Tra i due scese il silenzio. Si persero, ognuno inseguendo i propri pensieri, ad osservare il cielo stellato, silenzioso spettatore di un momento tutto loro, uno come ce n’erano stati tanti altri nel corso degli anni. Loro due, soli, la cui compagnia reciproca era sufficiente.

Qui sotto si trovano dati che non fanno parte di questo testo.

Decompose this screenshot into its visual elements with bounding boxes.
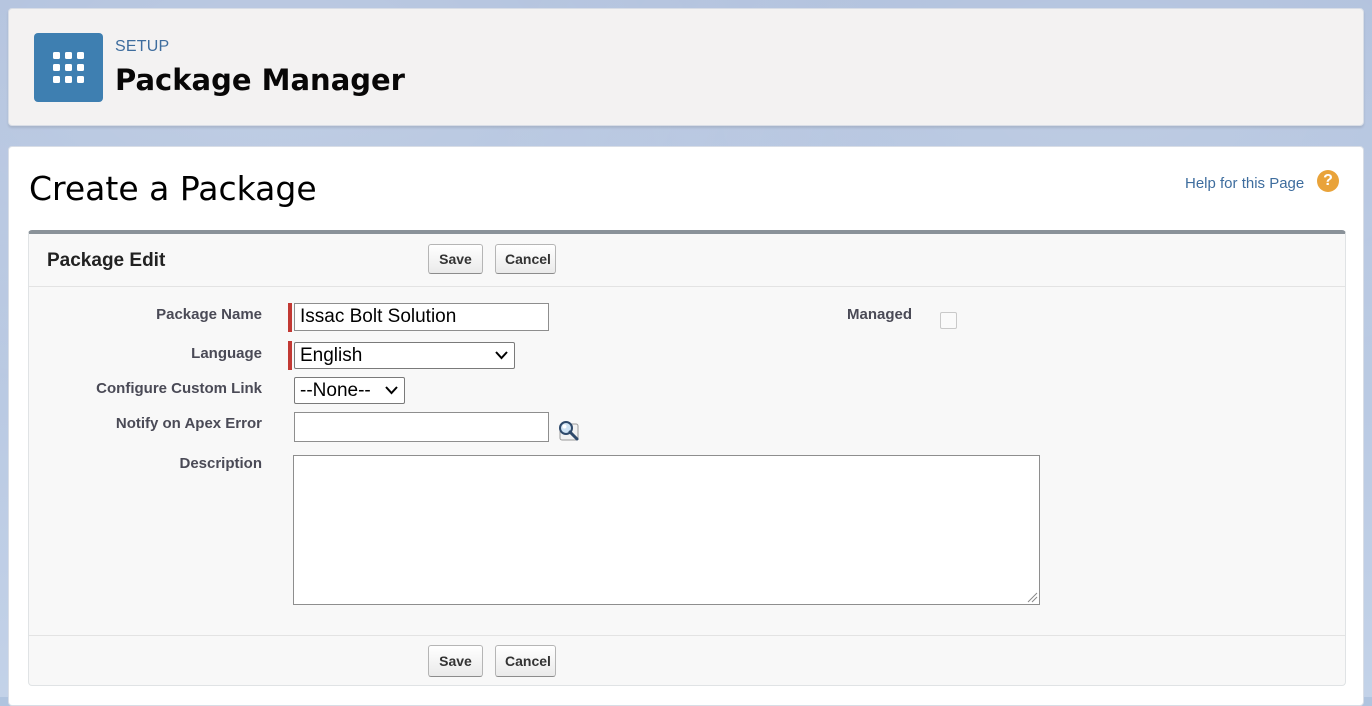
block-title: Package Edit	[47, 250, 166, 271]
required-indicator	[288, 341, 292, 370]
save-button-bottom[interactable]: Save	[428, 645, 483, 677]
notify-apex-label: Notify on Apex Error	[115, 415, 262, 432]
page-title: Create a Package	[29, 169, 317, 208]
header-title: Package Manager	[115, 63, 405, 97]
setup-eyebrow: SETUP	[115, 38, 170, 55]
magnifier-lookup-icon[interactable]	[556, 418, 582, 444]
managed-checkbox[interactable]	[940, 312, 957, 329]
package-edit-block: Package Edit Save Cancel Package Name Is…	[28, 230, 1346, 686]
package-name-input[interactable]: Issac Bolt Solution	[294, 303, 549, 331]
custom-link-select-value: --None--	[300, 380, 371, 401]
notify-apex-input[interactable]	[294, 412, 549, 442]
custom-link-select[interactable]: --None--	[294, 377, 405, 404]
help-link[interactable]: Help for this Page	[1185, 175, 1304, 192]
package-name-label: Package Name	[156, 306, 262, 323]
chevron-down-icon	[385, 386, 398, 395]
language-select-value: English	[300, 345, 363, 366]
header-divider	[29, 286, 1345, 287]
footer-divider	[29, 635, 1345, 636]
language-select[interactable]: English	[294, 342, 515, 369]
app-grid-icon	[34, 33, 103, 102]
managed-label: Managed	[846, 306, 912, 323]
cancel-button-top[interactable]: Cancel	[495, 244, 556, 274]
language-label: Language	[191, 345, 262, 362]
resize-grip-icon[interactable]	[1026, 591, 1038, 603]
question-icon[interactable]: ?	[1317, 170, 1339, 192]
cancel-button-bottom[interactable]: Cancel	[495, 645, 556, 677]
setup-header: SETUP Package Manager	[8, 8, 1364, 126]
chevron-down-icon	[495, 351, 508, 360]
description-textarea[interactable]	[293, 455, 1040, 605]
main-content-card: Create a Package Help for this Page ? Pa…	[8, 146, 1364, 706]
save-button-top[interactable]: Save	[428, 244, 483, 274]
required-indicator	[288, 303, 292, 332]
custom-link-label: Configure Custom Link	[96, 380, 262, 397]
description-label: Description	[179, 455, 262, 472]
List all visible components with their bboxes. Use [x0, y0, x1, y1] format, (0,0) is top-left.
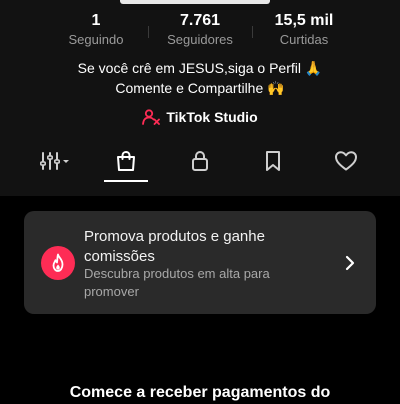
tab-private[interactable] [178, 140, 222, 182]
tiktok-studio-link[interactable]: TikTok Studio [0, 109, 400, 125]
earnings-heading: Comece a receber pagamentos do [69, 384, 331, 401]
stat-likes-label: Curtidas [279, 32, 329, 47]
stat-likes-value: 15,5 mil [274, 12, 334, 29]
stat-following[interactable]: 1 Seguindo [44, 12, 148, 48]
stat-following-label: Seguindo [68, 32, 124, 47]
bookmark-icon [266, 151, 280, 171]
promo-title: Promova produtos e ganhe comissões [84, 228, 265, 265]
bio-line-1: Se você crê em JESUS,siga o Perfil 🙏 [77, 60, 323, 76]
lock-icon [192, 150, 208, 171]
tab-saved[interactable] [251, 140, 295, 182]
flame-icon [52, 253, 64, 272]
stat-followers-label: Seguidores [167, 32, 233, 47]
profile-tabs [0, 140, 400, 182]
username-fragment [120, 0, 270, 4]
promo-icon-badge [41, 246, 75, 280]
stat-likes[interactable]: 15,5 mil Curtidas [252, 12, 356, 48]
filter-bars-icon [40, 152, 69, 170]
tab-liked[interactable] [324, 140, 368, 182]
studio-person-icon [142, 109, 161, 125]
tab-filter[interactable] [34, 140, 78, 182]
tab-shop[interactable] [104, 140, 148, 182]
studio-label: TikTok Studio [166, 109, 258, 125]
promo-subtitle: Descubra produtos em alta para promover [84, 266, 270, 299]
profile-header: 1 Seguindo 7.761 Seguidores 15,5 mil Cur… [0, 0, 400, 196]
profile-stats: 1 Seguindo 7.761 Seguidores 15,5 mil Cur… [0, 12, 400, 48]
shopping-bag-icon [117, 150, 135, 171]
promo-card[interactable]: Promova produtos e ganhe comissões Descu… [24, 211, 376, 314]
stat-followers-value: 7.761 [179, 12, 221, 29]
chevron-right-icon[interactable] [342, 254, 358, 272]
bio-line-2: Comente e Compartilhe 🙌 [115, 80, 285, 96]
heart-icon [335, 151, 357, 171]
active-tab-indicator [104, 180, 148, 182]
stat-following-value: 1 [91, 12, 101, 29]
stat-followers[interactable]: 7.761 Seguidores [148, 12, 252, 48]
profile-bio: Se você crê em JESUS,siga o Perfil 🙏 Com… [0, 58, 400, 98]
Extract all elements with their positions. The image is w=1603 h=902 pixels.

Loro due, piccoli codardi, incapaci di muovere quell’ultimo passo, incapaci di esprimere a parole ciò che provavano l’uno per l’altro. Bloccati dietro una sottile patina di amicizia, cristallizzati in quello strano gioco di ruolo di cui non riuscivano a liberarsi.
Incapaci, o forse troppo spaventati all’idea che tutto potesse cambiare, che la loro amicizia non sarebbe più stata la stessa.
In piedi, di fronte ad un baratro, in cui non trovavano il coraggio di buttarsi. Inconsapevoli del fatto che l’altro fosse nello stesso punto, anch’egli in preda agli stessi dubbi e alla stessa angoscia.

Perché è difficile lasciarsi andare, abbandonare il comodo e caldo rifugio dell’amicizia e provare ad avere qualcosa in più, qualcosa di così disperatamente desiderato da lasciarti senza fiato, da non dormirci la notte, da non farti vedere niente’altro e nessun altro. Perché c’è solo lui, ma come fai a dirlo ad alta voce? Come fai a rischiare tutto?

Basta poco. Allunga la mano e prendi la sua. E saltate insieme, verso l’ignoto, incuranti dei dubbi e delle paure, dei pregiudizi e dei commenti. Gli altri ci saranno sempre, vi giudicheranno e ci sarà chi vi condannerà. Ma non ne vale forse la pena? Rischiare ed osare, prendervi ciò che volete e lasciar perdere il resto.
Abbassare le maschere, dichiarare la resa e vincere tutto.

“Dylan?” La voce di Alex lo riscosse dalla leggera sonnolenza in cui stava cadendo.

“Dimmi” mugugnò.

“Noi saremo amici per sempre, vero?” Chiese Alex, un po’ insicuro.
Dylan si voltò verso di lui, sorpreso da quella domanda. Per un attimo temette che l’amico avesse intuito qualcosa dei suoi sentimenti.

“Certo” rispose sorridendo, cercando di rassicurarlo e di rassicurare se stesso.

“Qualunque cosa accada?” Chiese ancora.

Dylan guardò verso il cielo, prendendosi una manciata di secondi prima tornare a guardare il viso dell’amico e di rispondere:

“Qualunque cosa accada.”

Alex si sporse verso l’amico, terrorizzato e stupito da se stesso, e gli pose un bacio delicato sull’angolo della bocca. Si allontanò, in modo da dare all’altro la possibilità di metabolizzare il suo gesto.
Dylan sgranò gli occhi, incredulo. Fissò lo sguardo sul volto di Alex, che arrossì mordendosi il labbro inferiore.

Per un attimo, Dylan lo invidiò.

Invidiò quel poco di coraggio che l’amico era riuscito a racimolare.

Invidiò il passo in avanti che Alex era riuscito a compiere.

Per un attimo.

Poi gli si avvicinò fino a posare la sua bocca su quella dell’altro, tenendo gli occhi aperti, per studiare la benché minima reazione di Alex.
Non ve ne furono. Non negative, almeno. Alex sospirò sulle sue labbra chiudendo gli occhi. Lo abbracciò lasciandosi cadere all’indietro e trascinandolo sopra di sé.

Le stelle furono le uniche spettatrici di quei primi timidi baci, così sospirati e stupidamente rimandati.

Quella sera vide la fine di un’amicizia e l’inizio di un amore, perché, davvero, bastava poco.